The Israeli government has agreed to pay the family of Australia-born lawyer Ben Zygier nearly $1.2 million in compensation after the so-called Prisoner X hanged himself in a prison near Tel Aviv in late 2010.

Zygier’s suicide, which made headlines after the Australian Broadcasting Corp. publicly disclosed his identity for the first time earlier this year, could have resulted in embarrassing disclosures for the Israeli government in a court case brought by Zygier’s family, according to a report by Israel’s oldest daily newspaper, Haaretz.

Israel’s justice ministry does not admit wrongdoing as part of the agreement, which absolves the country’s government of any negligence in its treatment of Zygier, a dual Israeli and Australian citizen who put his legal career on hold to join Israel’s foreign intelligence agency the Mossad.

Zygier was arrested by Israel’s internal security service Shin Bet in January 2010 for unwittingly leaking secrets that exposed two Hezbollah informants and scuttled a deal to bring home the bodies of three Israeli soldiers killed by Syrian forces in Lebanon during the early 1980s. The three soldiers were captured alive but are now presumed dead. One of them, Zachary Baumel, was a U.S. citizen.

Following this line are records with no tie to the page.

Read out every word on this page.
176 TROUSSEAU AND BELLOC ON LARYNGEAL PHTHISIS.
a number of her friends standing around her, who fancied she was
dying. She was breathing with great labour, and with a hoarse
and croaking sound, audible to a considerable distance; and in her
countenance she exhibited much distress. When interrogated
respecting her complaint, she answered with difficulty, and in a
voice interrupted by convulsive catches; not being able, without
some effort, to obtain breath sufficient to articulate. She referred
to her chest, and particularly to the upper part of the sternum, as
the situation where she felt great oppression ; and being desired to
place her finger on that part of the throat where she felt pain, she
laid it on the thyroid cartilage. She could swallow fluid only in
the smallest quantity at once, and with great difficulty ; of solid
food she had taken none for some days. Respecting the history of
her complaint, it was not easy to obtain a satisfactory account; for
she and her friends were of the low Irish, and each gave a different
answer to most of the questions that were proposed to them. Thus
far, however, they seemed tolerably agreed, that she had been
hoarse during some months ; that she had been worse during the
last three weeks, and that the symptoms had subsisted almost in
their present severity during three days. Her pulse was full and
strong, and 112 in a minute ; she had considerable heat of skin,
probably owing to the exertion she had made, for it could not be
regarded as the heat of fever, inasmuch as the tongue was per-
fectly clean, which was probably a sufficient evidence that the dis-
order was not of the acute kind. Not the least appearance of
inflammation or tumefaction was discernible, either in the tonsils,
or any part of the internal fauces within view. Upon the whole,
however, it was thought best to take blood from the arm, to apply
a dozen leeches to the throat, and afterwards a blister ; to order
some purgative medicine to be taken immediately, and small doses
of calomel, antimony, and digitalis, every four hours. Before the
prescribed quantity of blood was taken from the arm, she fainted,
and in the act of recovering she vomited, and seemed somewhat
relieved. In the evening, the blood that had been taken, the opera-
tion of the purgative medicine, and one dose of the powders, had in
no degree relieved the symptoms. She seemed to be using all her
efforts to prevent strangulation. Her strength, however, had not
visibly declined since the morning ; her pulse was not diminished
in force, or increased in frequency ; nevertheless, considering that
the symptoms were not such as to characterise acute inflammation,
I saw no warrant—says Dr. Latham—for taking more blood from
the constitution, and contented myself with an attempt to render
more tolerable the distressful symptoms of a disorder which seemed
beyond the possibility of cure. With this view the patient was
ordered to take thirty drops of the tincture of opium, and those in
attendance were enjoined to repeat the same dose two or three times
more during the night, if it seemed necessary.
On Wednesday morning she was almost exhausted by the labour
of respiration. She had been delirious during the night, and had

Facing a 10-year sentence for treason, Zygier was held in an isolation cell in maximum-security Ayalon Prison, where he was found dead in December 2010. While no criminal charges have been brought as a result of Zygier’s death—the Israeli government claims it lacks the evidence to bring such a case—the country’s justice ministry released a statement explaining its decision to settle the civil matter.

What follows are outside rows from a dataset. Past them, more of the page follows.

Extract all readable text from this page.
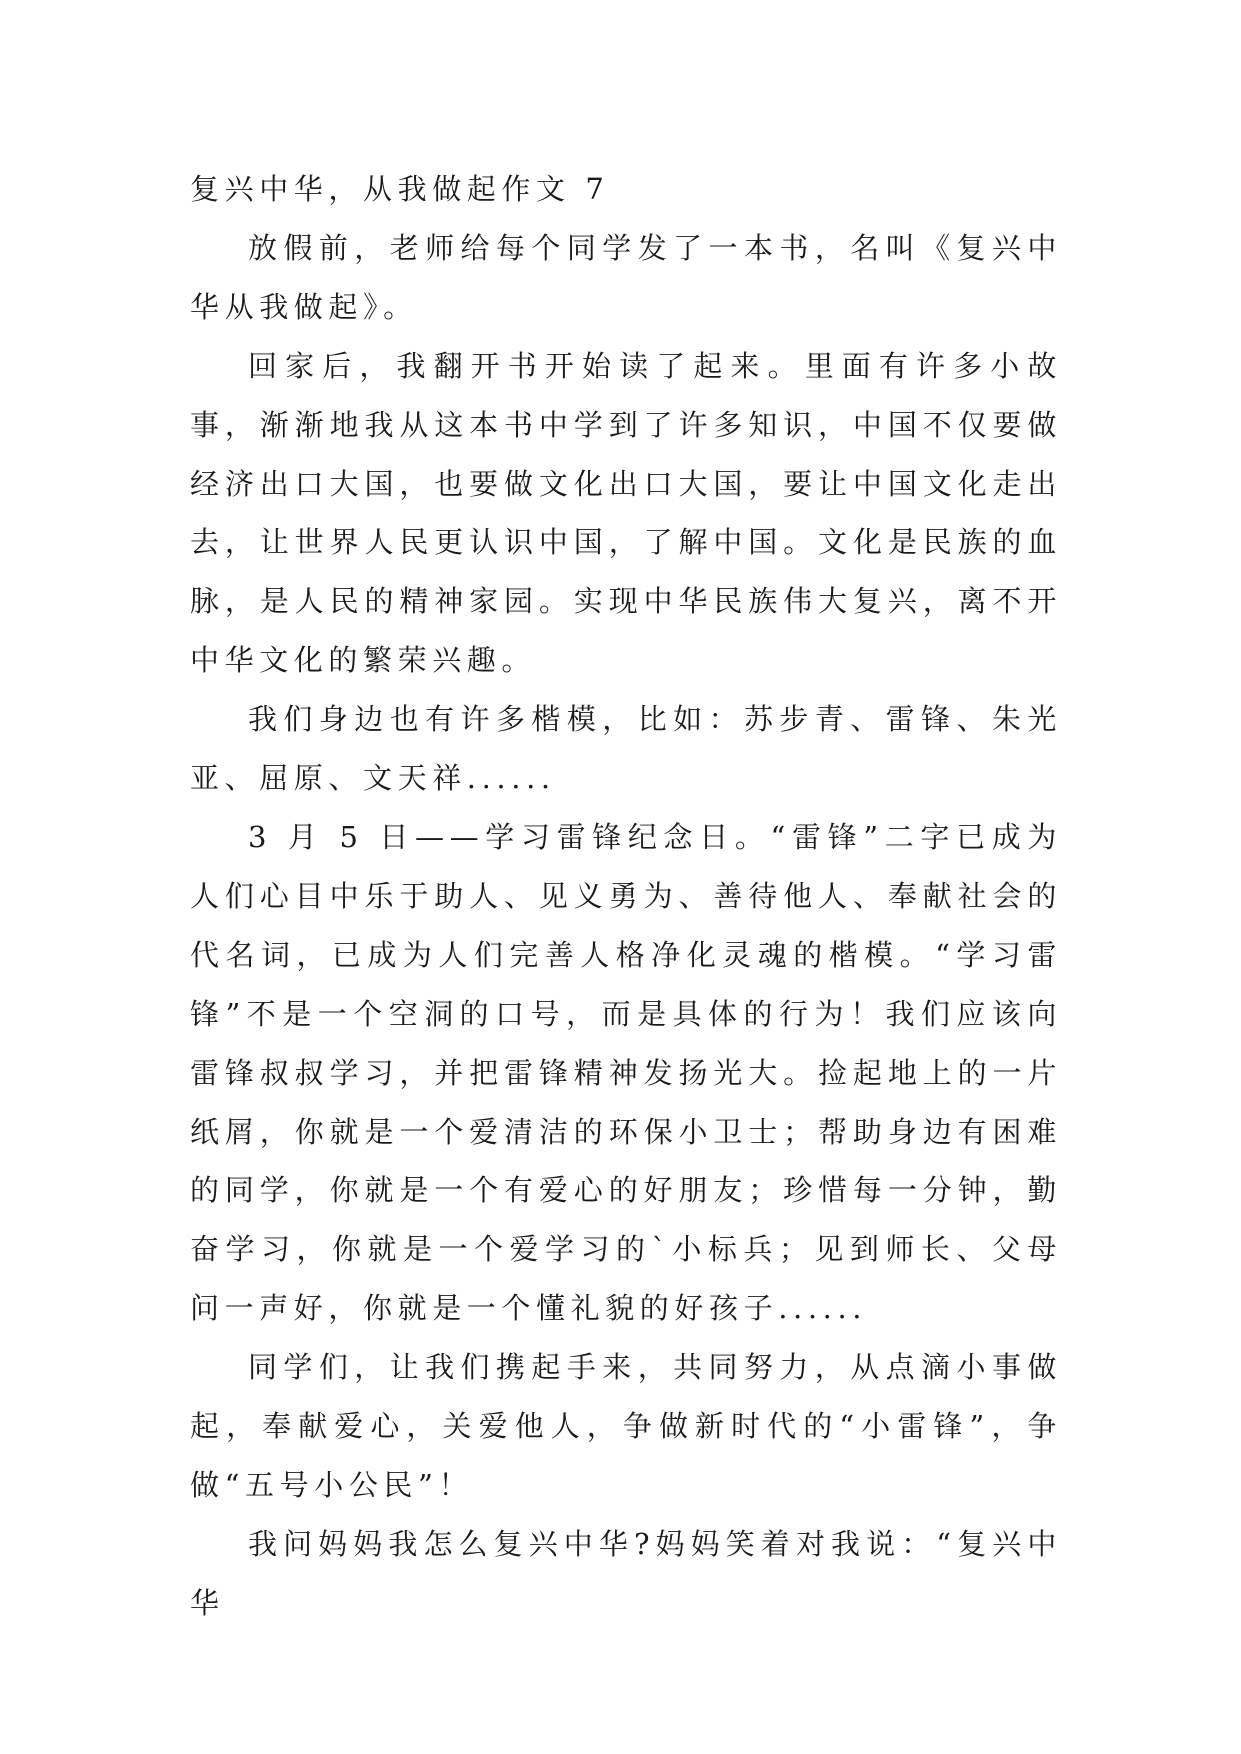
复兴中华，从我做起作文 7

放假前，老师给每个同学发了一本书，名叫《复兴中华从我做起》。

回家后，我翻开书开始读了起来。里面有许多小故事，渐渐地我从这本书中学到了许多知识，中国不仅要做经济出口大国，也要做文化出口大国，要让中国文化走出去，让世界人民更认识中国，了解中国。文化是民族的血脉，是人民的精神家园。实现中华民族伟大复兴，离不开中华文化的繁荣兴趣。

我们身边也有许多楷模，比如：苏步青、雷锋、朱光亚、屈原、文天祥......

3 月 5 日——学习雷锋纪念日。“雷锋”二字已成为人们心目中乐于助人、见义勇为、善待他人、奉献社会的代名词，已成为人们完善人格净化灵魂的楷模。“学习雷锋”不是一个空洞的口号，而是具体的行为！我们应该向雷锋叔叔学习，并把雷锋精神发扬光大。捡起地上的一片纸屑，你就是一个爱清洁的环保小卫士；帮助身边有困难的同学，你就是一个有爱心的好朋友；珍惜每一分钟，勤奋学习，你就是一个爱学习的`小标兵；见到师长、父母问一声好，你就是一个懂礼貌的好孩子......

同学们，让我们携起手来，共同努力，从点滴小事做起，奉献爱心，关爱他人，争做新时代的“小雷锋”，争做“五号小公民”！

我问妈妈我怎么复兴中华?妈妈笑着对我说：“复兴中华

“The reason the state agreed to pay this sum stemmed from its desire to avoid a court hearing in which details that could harm national security might be revealed,” said the statement from Israel’s justice ministry, which is headed by Tzipi Livni.

The $1.2 million now owed to Zygier’s family will be paid out over four years, according to Haaretz. Israel is reportedly holding another top-secret prisoner in one of its facilities.

The Am Law Daily touched on Zygier’s transition from lawyer to spy last month in a story about Cravath, Swaine & Moore’s role advising longtime client IBM on its $1 billion acquisition of fraud protection and security software provider Trusteer. (The Tel Aviv- and Boston-based target company is active in the cybersecurity space.)

Born in suburban Melbourne, Zygier trained as a lawyer a decade ago at leading Australian firm Deacons, which was later absorbed into what is now Norton Rose Fulbright. (The Hong Kong office affiliated with Deacons, which has the same name, has remained independent.)

Zygier left Melbourne for Tel Aviv in 2003, where he began working at Herzog Fox & Neeman, a leading Israeli firm he joined mostly as a prelude to the Mossad’s formal application process, according to an in-depth report earlier this year by German weekly news magazine Der Spiegel on the ill-fated spy’s career path.

Herzog Fox did not immediately respond to a request for comment by The Am Law Daily about Zygier’s time at the firm, nor did Boaz Ben Zur, a founding partner of Tel Aviv’s Boaz Ben Zur & Co. and attorney for Zygier’s family.

By 2005, Zygier was working full-time for the Mossad, which sent him to southern Europe to clandestinely work for companies doing business with Iran. But Zygier grew bored with the work, according to Der Spiegel, and his lackluster performance soon had him working a desk job back in Tel Aviv.

Eager to get back into the field, Zygier reportedly sought on his own to cultivate sources within Hezbollah, one of whom Der Spiegel and ABC report was allegedly a double agent who exploited the young spy’s ambition.

Haaretz reports that an Israeli judicial inquiry found that prison guards didn’t properly check Zygier’s cell and that at least one closed-circuit television camera monitoring his activities was not working at the time of his death. The report found that Zygier had previously tried to kill himself two other times, and had met with prison psychiatrists and social workers on numerous occasions.

The results of a probe into the circumstances surrounding Zygier's death by Israel's parliament and leaked to Haaretz in June also faulted the Mossad for its "severe systematic failure" in the recruitment and handling of Zygier.

Zygier is buried in Melbourne. He was 34.